My computer pinged, letting me know I had a new message, and my heart started beating a little faster when I saw J. Wright in the “from” box.
“Hey, my bad Professor B. I didn’t mean to imply that you’d made a mistake in choosing the book. It’s definitely an eye-opener, even if I’d rather keep mine closed on this one. Still, message received.
In any case, I do want to contest the assertion that my social commentary isn’t suitable here. City of Dreams is a very, very widely read bestseller, with a huge marketing push of movies, merchandising, etc behind it. People are buying into these words like they’re some type of law. This book, and the ideas and ideals it presents, absolutely have a social impact. I think exploring that as part of critiquing the overall work is valid.”
I had to walk away from the laptop on that one. I considered calling “Professor B” to see what she thought, but I didn’t want her peering at me over those glasses of hers, not saying anything, but questioning my competence anyway.

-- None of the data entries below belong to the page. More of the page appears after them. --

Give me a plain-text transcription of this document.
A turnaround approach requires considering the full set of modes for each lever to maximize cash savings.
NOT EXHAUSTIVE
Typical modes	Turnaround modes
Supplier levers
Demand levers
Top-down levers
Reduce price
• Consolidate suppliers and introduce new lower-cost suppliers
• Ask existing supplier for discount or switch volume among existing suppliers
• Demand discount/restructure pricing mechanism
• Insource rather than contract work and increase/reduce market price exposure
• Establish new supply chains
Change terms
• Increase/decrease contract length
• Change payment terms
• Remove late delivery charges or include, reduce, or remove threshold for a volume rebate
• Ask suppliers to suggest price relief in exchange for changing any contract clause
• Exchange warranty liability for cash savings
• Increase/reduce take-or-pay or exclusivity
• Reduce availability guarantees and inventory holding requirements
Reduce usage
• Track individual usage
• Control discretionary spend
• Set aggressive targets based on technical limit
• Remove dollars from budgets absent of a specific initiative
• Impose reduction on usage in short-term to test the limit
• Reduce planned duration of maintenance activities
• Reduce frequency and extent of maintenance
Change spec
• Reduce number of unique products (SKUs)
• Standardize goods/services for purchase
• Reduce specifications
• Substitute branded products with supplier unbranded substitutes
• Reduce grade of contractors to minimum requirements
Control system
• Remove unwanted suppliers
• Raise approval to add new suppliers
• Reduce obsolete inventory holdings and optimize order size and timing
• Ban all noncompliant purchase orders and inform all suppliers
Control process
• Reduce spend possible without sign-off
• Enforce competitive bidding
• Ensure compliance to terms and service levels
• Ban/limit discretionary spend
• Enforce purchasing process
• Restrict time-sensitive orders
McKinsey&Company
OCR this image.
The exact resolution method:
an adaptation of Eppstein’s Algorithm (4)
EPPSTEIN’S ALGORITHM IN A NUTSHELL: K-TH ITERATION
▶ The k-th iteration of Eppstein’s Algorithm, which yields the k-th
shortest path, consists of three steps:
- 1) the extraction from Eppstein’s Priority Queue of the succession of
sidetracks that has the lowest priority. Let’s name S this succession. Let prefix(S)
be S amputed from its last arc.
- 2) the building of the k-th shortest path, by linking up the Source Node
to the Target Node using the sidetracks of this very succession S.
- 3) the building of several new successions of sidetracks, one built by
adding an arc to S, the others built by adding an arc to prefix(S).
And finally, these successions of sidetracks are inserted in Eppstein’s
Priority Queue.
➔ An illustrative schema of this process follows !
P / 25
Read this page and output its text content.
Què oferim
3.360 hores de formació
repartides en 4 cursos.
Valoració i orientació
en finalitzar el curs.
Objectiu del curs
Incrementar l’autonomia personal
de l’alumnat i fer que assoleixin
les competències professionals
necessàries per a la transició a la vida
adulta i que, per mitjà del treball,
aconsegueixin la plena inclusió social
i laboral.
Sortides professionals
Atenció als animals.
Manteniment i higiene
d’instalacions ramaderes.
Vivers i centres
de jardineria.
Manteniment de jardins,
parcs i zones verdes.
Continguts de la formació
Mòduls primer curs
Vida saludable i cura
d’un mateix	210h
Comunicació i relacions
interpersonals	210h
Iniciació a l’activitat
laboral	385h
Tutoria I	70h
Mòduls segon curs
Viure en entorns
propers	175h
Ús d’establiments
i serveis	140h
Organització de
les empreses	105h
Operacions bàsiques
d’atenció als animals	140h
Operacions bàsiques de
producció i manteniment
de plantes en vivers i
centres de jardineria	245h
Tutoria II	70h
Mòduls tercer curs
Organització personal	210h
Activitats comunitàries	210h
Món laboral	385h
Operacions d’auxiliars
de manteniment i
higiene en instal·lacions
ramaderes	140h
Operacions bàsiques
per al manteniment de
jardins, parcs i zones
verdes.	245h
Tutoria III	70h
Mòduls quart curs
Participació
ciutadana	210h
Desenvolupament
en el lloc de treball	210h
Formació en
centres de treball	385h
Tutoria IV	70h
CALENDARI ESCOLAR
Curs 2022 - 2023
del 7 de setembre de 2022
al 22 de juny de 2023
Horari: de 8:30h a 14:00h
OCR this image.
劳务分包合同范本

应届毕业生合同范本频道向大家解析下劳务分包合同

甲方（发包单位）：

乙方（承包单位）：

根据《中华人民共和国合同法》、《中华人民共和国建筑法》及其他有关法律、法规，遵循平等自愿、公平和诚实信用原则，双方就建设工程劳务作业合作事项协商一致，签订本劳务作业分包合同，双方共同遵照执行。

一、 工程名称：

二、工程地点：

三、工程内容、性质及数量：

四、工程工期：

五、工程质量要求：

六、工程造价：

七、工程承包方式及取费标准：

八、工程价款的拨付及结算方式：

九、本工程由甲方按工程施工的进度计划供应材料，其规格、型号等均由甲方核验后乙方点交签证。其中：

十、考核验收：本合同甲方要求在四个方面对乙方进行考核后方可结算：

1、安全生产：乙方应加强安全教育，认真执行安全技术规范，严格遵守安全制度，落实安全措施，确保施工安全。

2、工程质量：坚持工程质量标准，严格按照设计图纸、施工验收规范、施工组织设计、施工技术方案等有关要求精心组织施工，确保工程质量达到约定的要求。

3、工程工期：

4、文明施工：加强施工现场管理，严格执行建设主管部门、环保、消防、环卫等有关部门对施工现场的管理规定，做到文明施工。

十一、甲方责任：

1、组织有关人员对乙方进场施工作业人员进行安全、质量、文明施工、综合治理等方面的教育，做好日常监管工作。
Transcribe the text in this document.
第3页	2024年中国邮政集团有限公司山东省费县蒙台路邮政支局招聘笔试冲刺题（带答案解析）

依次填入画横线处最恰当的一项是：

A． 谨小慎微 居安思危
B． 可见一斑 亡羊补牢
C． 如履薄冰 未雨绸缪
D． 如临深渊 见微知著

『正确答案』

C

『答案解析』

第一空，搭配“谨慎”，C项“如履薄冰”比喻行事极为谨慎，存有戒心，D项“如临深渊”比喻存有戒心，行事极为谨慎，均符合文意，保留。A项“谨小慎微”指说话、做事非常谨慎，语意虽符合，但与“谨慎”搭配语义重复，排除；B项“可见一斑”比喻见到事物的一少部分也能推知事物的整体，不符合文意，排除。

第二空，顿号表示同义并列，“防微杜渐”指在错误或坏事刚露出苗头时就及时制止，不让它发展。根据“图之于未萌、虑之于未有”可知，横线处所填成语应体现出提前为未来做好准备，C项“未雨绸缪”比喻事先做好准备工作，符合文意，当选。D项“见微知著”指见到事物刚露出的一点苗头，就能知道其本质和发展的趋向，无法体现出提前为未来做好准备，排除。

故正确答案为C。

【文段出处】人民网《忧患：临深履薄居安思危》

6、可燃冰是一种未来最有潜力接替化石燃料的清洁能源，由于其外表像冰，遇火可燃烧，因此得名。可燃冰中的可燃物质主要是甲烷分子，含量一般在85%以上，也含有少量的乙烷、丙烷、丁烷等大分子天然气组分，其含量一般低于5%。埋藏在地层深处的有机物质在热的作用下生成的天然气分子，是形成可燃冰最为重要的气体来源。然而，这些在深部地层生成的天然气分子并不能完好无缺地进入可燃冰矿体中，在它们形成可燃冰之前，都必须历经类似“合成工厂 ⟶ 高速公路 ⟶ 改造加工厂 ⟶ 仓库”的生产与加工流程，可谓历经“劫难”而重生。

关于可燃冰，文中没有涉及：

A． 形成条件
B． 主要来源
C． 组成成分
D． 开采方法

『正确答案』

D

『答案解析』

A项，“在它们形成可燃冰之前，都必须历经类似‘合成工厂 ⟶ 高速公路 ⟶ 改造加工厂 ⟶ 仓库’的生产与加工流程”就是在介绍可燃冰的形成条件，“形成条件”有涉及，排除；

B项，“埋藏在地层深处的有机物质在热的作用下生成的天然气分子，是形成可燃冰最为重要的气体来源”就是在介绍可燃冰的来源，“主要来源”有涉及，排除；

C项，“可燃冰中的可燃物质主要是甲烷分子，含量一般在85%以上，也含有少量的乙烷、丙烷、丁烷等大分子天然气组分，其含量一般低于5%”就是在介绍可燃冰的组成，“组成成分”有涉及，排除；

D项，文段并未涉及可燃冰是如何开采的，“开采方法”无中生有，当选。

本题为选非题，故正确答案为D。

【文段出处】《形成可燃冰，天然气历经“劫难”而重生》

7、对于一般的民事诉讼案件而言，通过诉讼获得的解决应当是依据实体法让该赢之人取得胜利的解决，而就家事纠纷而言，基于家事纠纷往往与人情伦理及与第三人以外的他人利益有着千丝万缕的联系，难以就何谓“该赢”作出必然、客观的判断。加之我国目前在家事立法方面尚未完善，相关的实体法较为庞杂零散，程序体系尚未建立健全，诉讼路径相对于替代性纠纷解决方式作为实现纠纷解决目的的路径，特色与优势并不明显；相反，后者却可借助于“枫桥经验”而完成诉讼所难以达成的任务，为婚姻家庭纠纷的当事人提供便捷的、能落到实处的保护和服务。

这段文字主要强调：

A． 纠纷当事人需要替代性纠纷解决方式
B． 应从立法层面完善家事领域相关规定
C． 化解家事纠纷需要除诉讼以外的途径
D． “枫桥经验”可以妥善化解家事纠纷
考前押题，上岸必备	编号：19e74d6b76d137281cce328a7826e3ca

On the other side of that, she would provide the final grade on the paper, with my notes and scoring provided as suggestions. Even if said I was accepting it, there was no guarantee she would agree.
But on the other side – yes, I was up to a thought triangle now – she rarely went against me. She actually tended to score things higher than me, so maybe I was worried for nothing.
I walked around my space, straightening up for Gray’s arrival later, and then climbed into the shower. Now that my apartment and I were clean, I felt better, and I sat down in front of the laptop again, staring at my fingers as I considered my response. Finally, I typed something out.
“Cite your sources. Use direct quotes. Provide examples. Show context.”
If J. Wright was so adamant, I’d give him the chance to make his case. Crush-worthy social and literary views or not… his ass had better write to impress if he wanted to earn a better grade.
two.
“Cite your sources. Use direct quotes. Provide examples. Show context.”
I pushed out a heavy, relieved breath as I sat back in my chair, letting it swivel back and forth as I re-read the message on the screen. Those ten words had just saved me from having to cut a crazy amount of work from a paper that was due on Monday. Yeah, I had some work to do to address the other things the professor had pointed out, but those were no big deal. I could make those adjustment tonight when I got home, have my Saturday off to my damned self, and read over the paper again on Sunday.
“Hey, where are you? Jay?”
Shit.
I closed out my email and slipped my phone back into my pocket as I hopped up from the chair. There was just enough time for me to look like I’d already been on my way out when my father, Joseph Wright Sr., rounded the corner.
“What are you doing back here in the break room?” he asked, wearing a little frown as he looked me over. “And why aren’t you in the polo with the company logo?”